Как выяснилось, у Тессы была своя квартира в Лондоне. Квартира располагалась на втором этаже бледно-белого здания в Кенсингтоне, одной рукой Тесса открывала двери, вторая же рука немного дрожала, она рассказала, что Магнус научил ее, как можно было оставаться владельцем дома, передавая его при помощи завещания самому себе на протяжении многих лет.

«Ты знаешь, через какое-то время, я начала подбирать для себя всякие глупые имена», - сказала она, закрывая за собой дверь. «Насколько я помню, эта квартира записана на имя Биделии Трески»[1].

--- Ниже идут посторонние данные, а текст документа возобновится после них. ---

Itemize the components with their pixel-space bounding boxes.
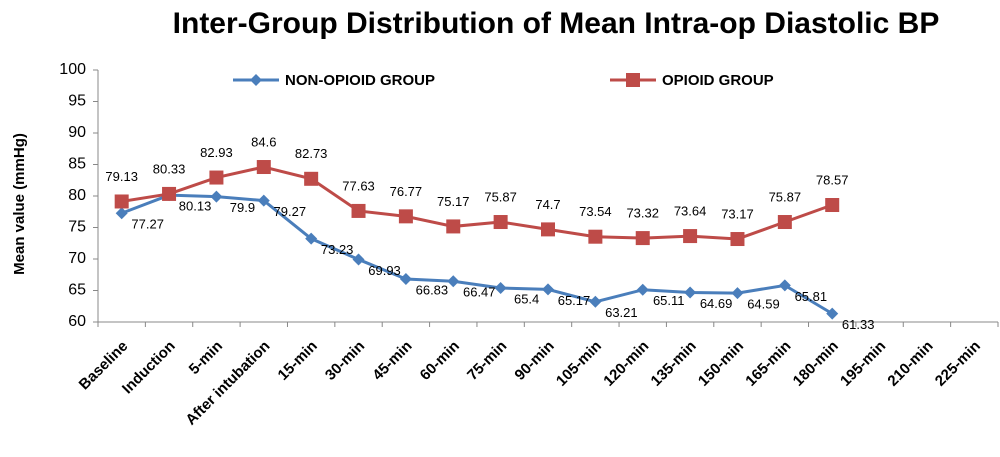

Джем рассмеялся, хотя он едва ли прислушивался к ее словам. Он осмотрелся по сторонам – стены квартиры были окрашены в яркие цвета, гостиная в сиреневый, несколько диванов белого цвета там были расставлены довольно небрежно, на кухне стены оттенка авокадо. Когда Тесса купила эту квартиру, то спросила себя, а для чего? Она так много путешествовала, что сомневалась, нужно ли ей вообще постоянное жилье в Лондоне.

Вопрос, который только что хотел задать Джем, замер на губах, когда он сквозь открытые двери увидел синие стены в комнате, что скорее всего была спальней. Он сглотнул, горло его пересохло. Кровать Тессы. В ней она проводила ночи.

Она с подозрением прищурила глаза и спросила: «Ты в порядке?»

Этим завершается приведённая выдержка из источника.